Atypical romantic comedy Love Reconsidered, stuffed to the brim with heart, sees Sophie von Haselberg play a down-on-her luck New Yorker.
Love Reconsidered is a new romantic comedy from director Carol Ray Hartsell and writer Arielle Haller-Silverstone. Set in both New York and the Hamptons, it’s a breezy watch that will leave you unexpectedly happy and feeling all sorts of fulfilled at the end of your viewing.
Ruby (Sophie von Haselberg) is the protagonist in the story, and everything is set up to make us root for her. But beyond the confines of the story, every moment von Haselberg is on screen is just fun. She possesses an easy-going charisma that commands the camera‘s and, thus, the audience’s attention. It’s delightful, and she’s a fantastic romantic heroine and lead actress.
Ruby has a job (and loses it) because she dreams of more and dares to step outside the bounds of being a lowly caterwaiter. For her, this is not unexpected: her caterwaiter boss even put up a sign that says “no schmoozing” specifically for her at events. Alas, it falls through, and we are introduced to the reality of her situation. She’s thirty and, as the film’s marketing puts it, “flirty and definitely not thriving.” Ruby still lives with her parents in her childhood room, complete bunk beds, stuffed animals, and pictures of aspirational and powerful women on the wall. To top it all off, Noah (Jon Lemmon), her on-again but mostly off-again boyfriend, has broken up with her, citing the need for space. Things are the pits for Ruby.
A chance encounter on a park bench with a pigeon-feeding older woman/fairy godmother – who is definitely not a serial killer – named Golda (Elaine Bromka) ends up with the offer of a lifetime. Ruby accepts and is off to the Hamptons to manage Golda’s defunct consignment store, aptly called “The Magic Closet,” in the ritzy getaway destination.
Because there wouldn’t be a movie if Ruby got her happily ever after right away, things go wrong. Golda’s spare apartment that Ruby is supposed to stay in is occupied by a good-hearted but mom-obsessed porn editing man named Elijah (Ed Herbstman). She ends up staying in a trailer with a man named John (Luke Gulbranson), who channels all the swagger and heart of Wilson Bethel’s Wade in Hart of Dixie. Gulbranson is a fantastic foil for von Haselberg, and their moments together provide a lot of Love…Reconsidered’s comedy.

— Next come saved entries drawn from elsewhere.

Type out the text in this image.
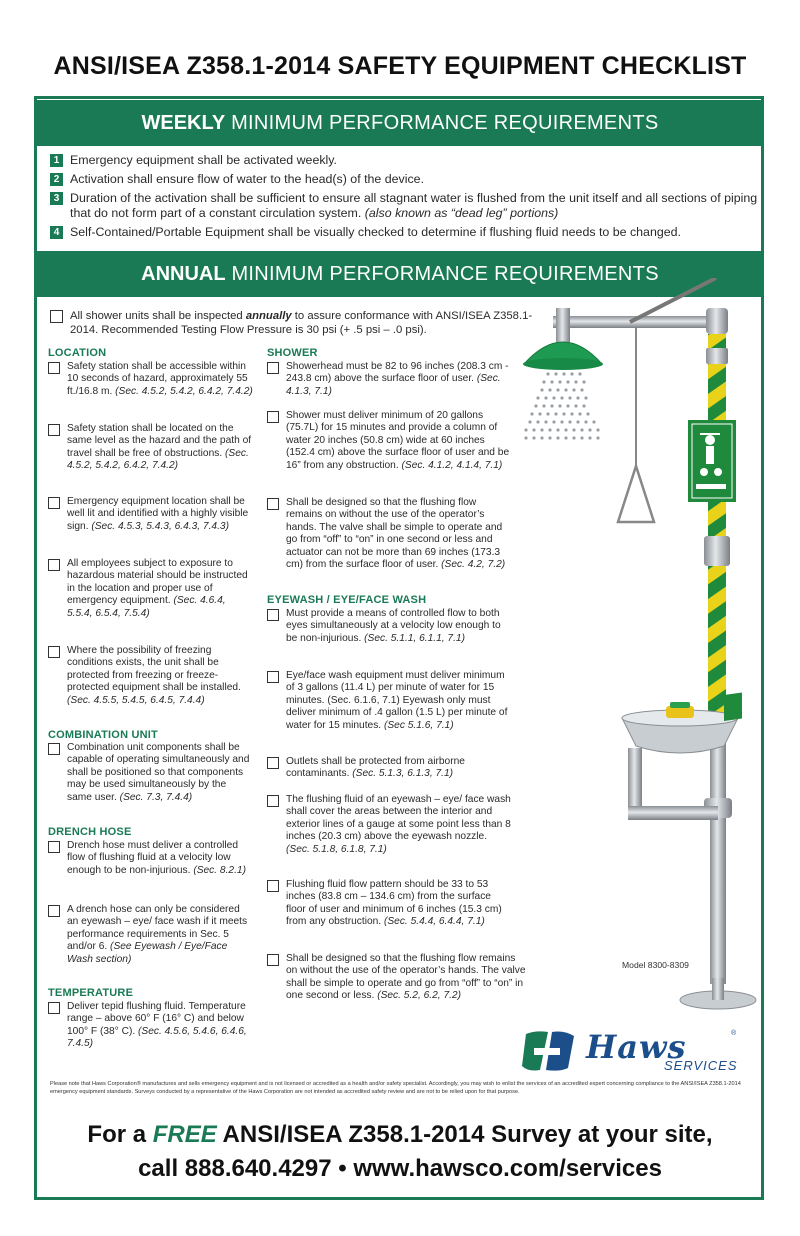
ANSI/ISEA Z358.1-2014 SAFETY EQUIPMENT CHECKLIST
WEEKLY MINIMUM PERFORMANCE REQUIREMENTS
1 Emergency equipment shall be activated weekly.
2 Activation shall ensure flow of water to the head(s) of the device.
3 Duration of the activation shall be sufficient to ensure all stagnant water is flushed from the unit itself and all sections of piping that do not form part of a constant circulation system. (also known as “dead leg” portions)
4 Self-Contained/Portable Equipment shall be visually checked to determine if flushing fluid needs to be changed.
ANNUAL MINIMUM PERFORMANCE REQUIREMENTS
All shower units shall be inspected annually to assure conformance with ANSI/ISEA Z358.1-2014. Recommended Testing Flow Pressure is 30 psi (+ .5 psi – .0 psi).
LOCATION
Safety station shall be accessible within 10 seconds of hazard, approximately 55 ft./16.8 m. (Sec. 4.5.2, 5.4.2, 6.4.2, 7.4.2)
Safety station shall be located on the same level as the hazard and the path of travel shall be free of obstructions. (Sec. 4.5.2, 5.4.2, 6.4.2, 7.4.2)
Emergency equipment location shall be well lit and identified with a highly visible sign. (Sec. 4.5.3, 5.4.3, 6.4.3, 7.4.3)
All employees subject to exposure to hazardous material should be instructed in the location and proper use of emergency equipment. (Sec. 4.6.4, 5.5.4, 6.5.4, 7.5.4)
Where the possibility of freezing conditions exists, the unit shall be protected from freezing or freeze-protected equipment shall be installed. (Sec. 4.5.5, 5.4.5, 6.4.5, 7.4.4)
COMBINATION UNIT
Combination unit components shall be capable of operating simultaneously and shall be positioned so that components may be used simultaneously by the same user. (Sec. 7.3, 7.4.4)
DRENCH HOSE
Drench hose must deliver a controlled flow of flushing fluid at a velocity low enough to be non-injurious. (Sec. 8.2.1)
A drench hose can only be considered an eyewash – eye/ face wash if it meets performance requirements in Sec. 5 and/or 6. (See Eyewash / Eye/Face Wash section)
TEMPERATURE
Deliver tepid flushing fluid. Temperature range – above 60° F (16° C) and below 100° F (38° C). (Sec. 4.5.6, 5.4.6, 6.4.6, 7.4.5)
SHOWER
Showerhead must be 82 to 96 inches (208.3 cm - 243.8 cm) above the surface floor of user. (Sec. 4.1.3, 7.1)
Shower must deliver minimum of 20 gallons (75.7L) for 15 minutes and provide a column of water 20 inches (50.8 cm) wide at 60 inches (152.4 cm) above the surface floor of user and be 16” from any obstruction. (Sec. 4.1.2, 4.1.4, 7.1)
Shall be designed so that the flushing flow remains on without the use of the operator’s hands. The valve shall be simple to operate and go from “off” to “on” in one second or less and actuator can not be more than 69 inches (173.3 cm) from the surface floor of user. (Sec. 4.2, 7.2)
EYEWASH / EYE/FACE WASH
Must provide a means of controlled flow to both eyes simultaneously at a velocity low enough to be non-injurious. (Sec. 5.1.1, 6.1.1, 7.1)
Eye/face wash equipment must deliver minimum of 3 gallons (11.4 L) per minute of water for 15 minutes. (Sec. 6.1.6, 7.1) Eyewash only must deliver minimum of .4 gallon (1.5 L) per minute of water for 15 minutes. (Sec 5.1.6, 7.1)
Outlets shall be protected from airborne contaminants. (Sec. 5.1.3, 6.1.3, 7.1)
The flushing fluid of an eyewash – eye/ face wash shall cover the areas between the interior and exterior lines of a gauge at some point less than 8 inches (20.3 cm) above the eyewash nozzle. (Sec. 5.1.8, 6.1.8, 7.1)
Flushing fluid flow pattern should be 33 to 53 inches (83.8 cm – 134.6 cm) from the surface floor of user and minimum of 6 inches (15.3 cm) from any obstruction. (Sec. 5.4.4, 6.4.4, 7.1)
Shall be designed so that the flushing flow remains on without the use of the operator’s hands. The valve shall be simple to operate and go from “off” to “on” in one second or less. (Sec. 5.2, 6.2, 7.2)
Model 8300-8309
Haws	®
SERVICES
Please note that Haws Corporation® manufactures and sells emergency equipment and is not licensed or accredited as a health and/or safety specialist. Accordingly, you may wish to enlist the services of an accredited expert concerning compliance to the ANSI/ISEA Z358.1-2014 emergency equipment standards. Surveys conducted by a representative of the Haws Corporation are not intended as accredited safety review and are not to be relied upon for that purpose.
For a FREE ANSI/ISEA Z358.1-2014 Survey at your site,
call 888.640.4297 • www.hawsco.com/services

But after things have gone so drastically wrong for Ruby, and she’s now firmly established in this new (to her) world of the Hamptons, the story’s focus shifts from her to others. Ruby and her Magic Closet are now the hubs connecting many other love stories. As new people visit her shop, we follow them and get brief vignettes of their love lives and relationships. It seems as if they’re all touched by a bit of magic.
These are all different and interesting explorations of love, power, innocence, and lies – but they’re not Ruby. The moments we dip into their lives are fascinating and are full of enough drama and interesting characters that they could stand alone as their own stories. This is Ruby’s story, and she shouldn’t have to share it, even if Paige, Ollie, and the others are refreshing.
Perhaps that’s the point of the movie. Ruby thankfully gets her happy ending – but it isn’t love. A villainess in the story named Eden (Julia Coffey) gets her comeuppance due to something we won’t spoil in this review that John notices about her. It’s a hugely satisfying and well-earned moment after we see Eden put Ruby through in the stolen moments for her character development between these other love vignettes. As they’re celebrating, John asks Ruby out. And she declines him because she’s already got what she wants. The message of Love Reconsidered is a thoughtful and very progressive one in the romance genre: you don’t have to have a partner to be fulfilled and happy. Ruby is “dying to be relevant” and gets her relevance and a loving community in the end.
But Love Reconsidered is not a traditional romantic comedy, and for the viewer who expects that there may be some confused feelings. It is about love, but the film’s opening premise differs from the journey the filmmakers ultimately deliver. I want to be clear: This was a fun, well-made, and well-acted movie. How it unwound was unexpected; perhaps a more fitting title would be “Romantic Comedy… Reconsidered.”
On a lighter note, Love Reconsidered uses Gwyneth Paltrow and Goop to great effect to bring to life the personalities of the Hamptons. I so wanted Paltrow to show up and even expected her to with how often they referenced the actress. Jake Johnson’s directorial debut Self Reliance got Wayne Brady to pop in after referencing him throughout the film, and I so wanted that here for Paltrow. It was likely out of budget but it would have been a strong “crunchy dill” move.
Love Reconsidered will be released in select US theaters on February 2 and on demand on February 6, 2024.